Des aléas techniques très divers dans le processus de dépôt des plis

Indisponibilité du profil d’acheteur, bugs de la plate-forme électronique, offres tardives déposées « hors délai », fichiers reçus par l’acheteur illisibles , certificat de signature électronique défaillant, durée de transmission anormale, hotline injoignable, manque de clarté des documents de la consultation sont autant de problèmes qui peuvent entraver le bon déroulement de votre réponse à un appel d’offres. Ça vous parle ?

Tester la technique et anticiper : pas de transmission le dernier jour !

La remise des offres est encadrée par des délais strict et doit intervenir de manière dématérialisée, sur une plateforme dédiée à cet effet. Il est donc nécessaire pour les entreprises de mettre en place des mesures pour anticiper ces dysfonctionnements et minimiser les risques de bugs de la plateforme de dépôt des plis.  Si l’entreprise a correctement testé la configuration technique et effectué en temps utile les diligences nécessaires les acheteurs sont alors tenus de prouver, lorsqu’un incident est survenu qu’ils n’en sont pas responsables.

Nous allons discuter de ces différents enjeux liés à la plateforme de dématérialisation des marchés publics et des précautions à adopter pour y faire face.
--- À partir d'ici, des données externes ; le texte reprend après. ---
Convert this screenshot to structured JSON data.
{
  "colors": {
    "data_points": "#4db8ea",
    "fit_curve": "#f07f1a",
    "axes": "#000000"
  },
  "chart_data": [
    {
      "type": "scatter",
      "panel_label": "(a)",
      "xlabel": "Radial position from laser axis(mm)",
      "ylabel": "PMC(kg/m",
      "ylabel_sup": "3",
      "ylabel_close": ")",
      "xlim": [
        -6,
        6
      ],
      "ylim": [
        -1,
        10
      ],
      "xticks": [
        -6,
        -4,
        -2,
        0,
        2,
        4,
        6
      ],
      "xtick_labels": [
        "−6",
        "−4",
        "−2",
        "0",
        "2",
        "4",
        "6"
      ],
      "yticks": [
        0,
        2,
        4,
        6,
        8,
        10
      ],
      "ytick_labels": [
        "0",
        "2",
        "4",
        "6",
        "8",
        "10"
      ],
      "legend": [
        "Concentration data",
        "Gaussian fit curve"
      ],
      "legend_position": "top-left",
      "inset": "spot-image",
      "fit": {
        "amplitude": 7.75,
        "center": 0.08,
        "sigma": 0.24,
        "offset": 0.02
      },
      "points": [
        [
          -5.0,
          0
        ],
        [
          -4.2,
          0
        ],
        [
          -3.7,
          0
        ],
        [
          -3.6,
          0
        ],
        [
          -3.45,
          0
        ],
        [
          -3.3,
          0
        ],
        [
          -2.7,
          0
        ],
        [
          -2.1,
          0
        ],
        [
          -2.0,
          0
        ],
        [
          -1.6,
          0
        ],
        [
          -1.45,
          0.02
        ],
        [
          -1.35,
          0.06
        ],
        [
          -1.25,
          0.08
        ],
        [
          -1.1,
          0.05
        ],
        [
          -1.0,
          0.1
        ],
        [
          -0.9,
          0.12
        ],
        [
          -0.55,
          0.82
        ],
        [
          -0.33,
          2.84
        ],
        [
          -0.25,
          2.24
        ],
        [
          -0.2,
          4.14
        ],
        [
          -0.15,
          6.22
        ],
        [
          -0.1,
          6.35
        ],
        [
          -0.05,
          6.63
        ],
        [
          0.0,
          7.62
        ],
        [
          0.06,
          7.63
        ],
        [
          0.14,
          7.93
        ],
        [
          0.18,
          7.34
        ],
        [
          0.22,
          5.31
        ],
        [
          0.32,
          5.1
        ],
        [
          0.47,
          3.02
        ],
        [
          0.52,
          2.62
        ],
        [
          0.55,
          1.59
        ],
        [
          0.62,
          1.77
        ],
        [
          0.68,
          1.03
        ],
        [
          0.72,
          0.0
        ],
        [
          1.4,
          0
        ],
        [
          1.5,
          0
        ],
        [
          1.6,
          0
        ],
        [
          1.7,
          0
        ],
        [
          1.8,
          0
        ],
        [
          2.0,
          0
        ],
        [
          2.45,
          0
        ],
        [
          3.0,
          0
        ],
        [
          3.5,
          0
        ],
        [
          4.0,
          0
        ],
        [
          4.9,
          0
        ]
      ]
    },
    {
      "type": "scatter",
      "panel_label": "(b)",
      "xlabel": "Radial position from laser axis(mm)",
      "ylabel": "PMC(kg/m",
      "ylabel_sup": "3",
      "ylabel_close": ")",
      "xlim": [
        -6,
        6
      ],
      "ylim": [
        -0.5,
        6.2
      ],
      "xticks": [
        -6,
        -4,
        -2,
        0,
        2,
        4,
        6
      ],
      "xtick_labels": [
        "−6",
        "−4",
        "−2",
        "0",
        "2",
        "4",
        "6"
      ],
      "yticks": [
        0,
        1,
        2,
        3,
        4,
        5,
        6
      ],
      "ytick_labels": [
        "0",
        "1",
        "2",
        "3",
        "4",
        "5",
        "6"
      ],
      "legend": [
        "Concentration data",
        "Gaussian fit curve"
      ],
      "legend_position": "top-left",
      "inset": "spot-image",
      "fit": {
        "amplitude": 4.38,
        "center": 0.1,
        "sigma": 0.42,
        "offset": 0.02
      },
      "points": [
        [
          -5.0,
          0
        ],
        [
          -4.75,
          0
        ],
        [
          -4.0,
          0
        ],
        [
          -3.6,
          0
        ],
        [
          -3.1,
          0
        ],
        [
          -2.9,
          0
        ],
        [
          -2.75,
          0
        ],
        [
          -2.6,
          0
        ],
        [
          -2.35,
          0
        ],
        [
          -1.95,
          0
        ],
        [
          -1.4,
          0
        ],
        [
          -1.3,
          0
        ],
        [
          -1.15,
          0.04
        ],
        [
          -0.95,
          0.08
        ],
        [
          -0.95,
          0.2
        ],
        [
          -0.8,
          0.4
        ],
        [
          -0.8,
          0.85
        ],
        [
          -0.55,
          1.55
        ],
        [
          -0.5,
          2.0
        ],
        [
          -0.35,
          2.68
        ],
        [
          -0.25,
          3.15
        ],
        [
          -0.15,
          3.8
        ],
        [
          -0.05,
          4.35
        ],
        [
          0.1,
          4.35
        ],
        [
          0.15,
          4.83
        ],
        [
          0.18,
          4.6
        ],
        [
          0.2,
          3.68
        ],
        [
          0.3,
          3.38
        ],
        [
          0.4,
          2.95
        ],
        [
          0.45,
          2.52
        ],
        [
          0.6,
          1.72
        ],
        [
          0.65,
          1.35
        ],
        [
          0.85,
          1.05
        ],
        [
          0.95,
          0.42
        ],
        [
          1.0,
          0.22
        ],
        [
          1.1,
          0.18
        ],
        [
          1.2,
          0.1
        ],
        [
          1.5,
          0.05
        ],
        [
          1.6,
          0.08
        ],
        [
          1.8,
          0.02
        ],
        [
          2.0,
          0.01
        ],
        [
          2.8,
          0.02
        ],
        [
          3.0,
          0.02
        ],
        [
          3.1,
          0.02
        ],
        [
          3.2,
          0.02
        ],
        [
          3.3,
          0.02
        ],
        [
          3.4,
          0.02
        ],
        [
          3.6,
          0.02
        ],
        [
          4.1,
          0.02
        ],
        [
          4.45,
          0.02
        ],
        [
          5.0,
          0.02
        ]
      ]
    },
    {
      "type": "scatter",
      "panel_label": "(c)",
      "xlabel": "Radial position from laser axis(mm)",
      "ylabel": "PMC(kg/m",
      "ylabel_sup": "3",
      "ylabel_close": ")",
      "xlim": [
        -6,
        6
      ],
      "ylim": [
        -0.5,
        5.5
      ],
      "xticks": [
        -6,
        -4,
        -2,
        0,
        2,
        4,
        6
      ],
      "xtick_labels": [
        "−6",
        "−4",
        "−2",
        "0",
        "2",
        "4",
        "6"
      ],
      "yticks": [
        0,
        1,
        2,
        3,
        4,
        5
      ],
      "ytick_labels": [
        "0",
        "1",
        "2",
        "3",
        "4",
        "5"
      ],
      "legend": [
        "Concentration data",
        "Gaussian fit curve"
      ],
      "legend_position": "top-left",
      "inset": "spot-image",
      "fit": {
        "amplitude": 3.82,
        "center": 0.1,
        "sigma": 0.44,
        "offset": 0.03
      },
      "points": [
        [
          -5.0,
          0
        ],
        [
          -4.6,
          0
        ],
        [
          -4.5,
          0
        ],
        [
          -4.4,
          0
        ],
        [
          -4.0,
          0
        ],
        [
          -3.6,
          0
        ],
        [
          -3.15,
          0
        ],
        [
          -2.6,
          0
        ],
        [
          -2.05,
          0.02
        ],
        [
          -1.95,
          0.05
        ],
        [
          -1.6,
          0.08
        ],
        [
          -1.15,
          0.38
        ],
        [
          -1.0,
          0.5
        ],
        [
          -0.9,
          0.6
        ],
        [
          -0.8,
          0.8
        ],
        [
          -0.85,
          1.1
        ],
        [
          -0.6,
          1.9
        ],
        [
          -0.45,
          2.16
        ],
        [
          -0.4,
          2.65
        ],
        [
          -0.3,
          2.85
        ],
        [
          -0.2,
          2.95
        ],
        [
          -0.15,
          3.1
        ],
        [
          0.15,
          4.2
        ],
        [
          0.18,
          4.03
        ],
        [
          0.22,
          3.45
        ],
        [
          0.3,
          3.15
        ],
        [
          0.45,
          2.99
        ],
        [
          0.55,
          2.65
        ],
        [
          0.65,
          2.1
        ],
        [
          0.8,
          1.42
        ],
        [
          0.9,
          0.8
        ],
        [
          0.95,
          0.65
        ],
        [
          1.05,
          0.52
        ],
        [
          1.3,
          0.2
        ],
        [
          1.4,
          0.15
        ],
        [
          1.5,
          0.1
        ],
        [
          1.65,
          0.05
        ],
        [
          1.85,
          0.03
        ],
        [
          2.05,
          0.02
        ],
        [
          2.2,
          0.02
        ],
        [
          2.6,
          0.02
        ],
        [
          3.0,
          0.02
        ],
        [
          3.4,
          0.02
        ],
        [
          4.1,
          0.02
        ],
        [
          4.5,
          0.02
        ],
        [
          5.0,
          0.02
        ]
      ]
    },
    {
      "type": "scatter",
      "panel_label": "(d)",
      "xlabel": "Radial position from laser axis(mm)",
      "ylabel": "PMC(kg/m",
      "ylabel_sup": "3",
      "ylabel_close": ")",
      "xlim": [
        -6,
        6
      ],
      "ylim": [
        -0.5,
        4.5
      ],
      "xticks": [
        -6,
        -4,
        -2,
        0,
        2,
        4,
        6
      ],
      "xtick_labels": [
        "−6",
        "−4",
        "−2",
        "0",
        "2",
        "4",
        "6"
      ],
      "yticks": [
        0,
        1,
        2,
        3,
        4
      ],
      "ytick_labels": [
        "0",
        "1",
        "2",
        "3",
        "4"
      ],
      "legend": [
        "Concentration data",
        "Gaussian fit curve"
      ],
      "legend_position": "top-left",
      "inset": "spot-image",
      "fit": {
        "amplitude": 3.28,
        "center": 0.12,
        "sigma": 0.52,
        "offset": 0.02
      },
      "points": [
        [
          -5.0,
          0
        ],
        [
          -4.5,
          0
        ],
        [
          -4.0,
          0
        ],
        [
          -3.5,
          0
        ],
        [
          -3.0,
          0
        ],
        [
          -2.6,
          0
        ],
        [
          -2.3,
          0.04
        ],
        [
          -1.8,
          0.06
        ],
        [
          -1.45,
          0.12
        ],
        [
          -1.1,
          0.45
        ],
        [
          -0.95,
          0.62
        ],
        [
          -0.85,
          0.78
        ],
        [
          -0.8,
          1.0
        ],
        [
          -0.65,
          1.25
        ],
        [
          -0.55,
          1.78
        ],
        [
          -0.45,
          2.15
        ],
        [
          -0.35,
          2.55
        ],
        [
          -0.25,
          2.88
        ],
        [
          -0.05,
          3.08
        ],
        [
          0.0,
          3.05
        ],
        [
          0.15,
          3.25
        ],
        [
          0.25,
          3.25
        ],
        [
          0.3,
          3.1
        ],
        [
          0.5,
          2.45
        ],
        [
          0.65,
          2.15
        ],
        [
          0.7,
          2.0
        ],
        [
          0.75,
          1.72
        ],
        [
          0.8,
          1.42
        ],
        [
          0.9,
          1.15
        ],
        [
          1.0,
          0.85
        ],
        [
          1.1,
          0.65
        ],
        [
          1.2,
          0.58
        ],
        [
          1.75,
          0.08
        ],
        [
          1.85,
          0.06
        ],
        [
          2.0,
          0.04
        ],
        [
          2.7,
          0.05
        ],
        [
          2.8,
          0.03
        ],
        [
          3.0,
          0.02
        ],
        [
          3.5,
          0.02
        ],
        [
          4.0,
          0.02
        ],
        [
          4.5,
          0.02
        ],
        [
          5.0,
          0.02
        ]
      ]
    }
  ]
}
En cas d’incidents, en votre qualité de soumissionnaire, vous avez intérêt à rassembler un maximum de preuves pour démontrer que votre configuration informatique fonctionne normalement et que vous avez accompli en temps utile les diligences normales attendues d’un candidat pour le téléchargement de son offre.

Par conséquent si vous vous y prenez le dernier jour pour transmettre votre pli, c’est à vos risques et périls.

En d’autres termes ce n’est pas dans un laps de temps inadapté qui précède le dépôt que l’on teste sa configuration technique et que l’on réalise la simulation de dépôt même si généralement tout se passera correctement.

N’oubliez pas de tenir compte des volumes transmis au titre de la réponse, car il arrive que certaines entreprises envoient des plis de plusieurs Go. Toutes les plateformes n’acceptent pas forcément de tels volumes. Il arrive également que la signature électronique de certains fichiers prenne du temps, par conséquent anticipez !

Dysfonctionnements de la plateforme de dématérialisation et charge de la preuve

Lors d’un dysfonctionnement de la plateforme de dématérialisation et dans le cadre de la transmission des offres par voie électronique dans un contrat de la commande publique se pose le problème de la charge de la preuve en cas de fonctionnement défectueux du profil d’acheteur. Ceci s’applique également à d’autres types d’aléas techniques.

L’acheteur ne peut écarter une offre reçue tardivement si ce dernier ne peut établir le bon fonctionnement de sa plateforme électronique.

Le soumissionnaire, quant à lui, doit anticiper le dépôt de son pli, en accomplissant « en temps utile », d’une part les « diligences normales attendues d’un candidat pour le téléchargement de son offre » et, d’autre part, en apportant la preuve « que le fonctionnement de son équipement informatique était normal »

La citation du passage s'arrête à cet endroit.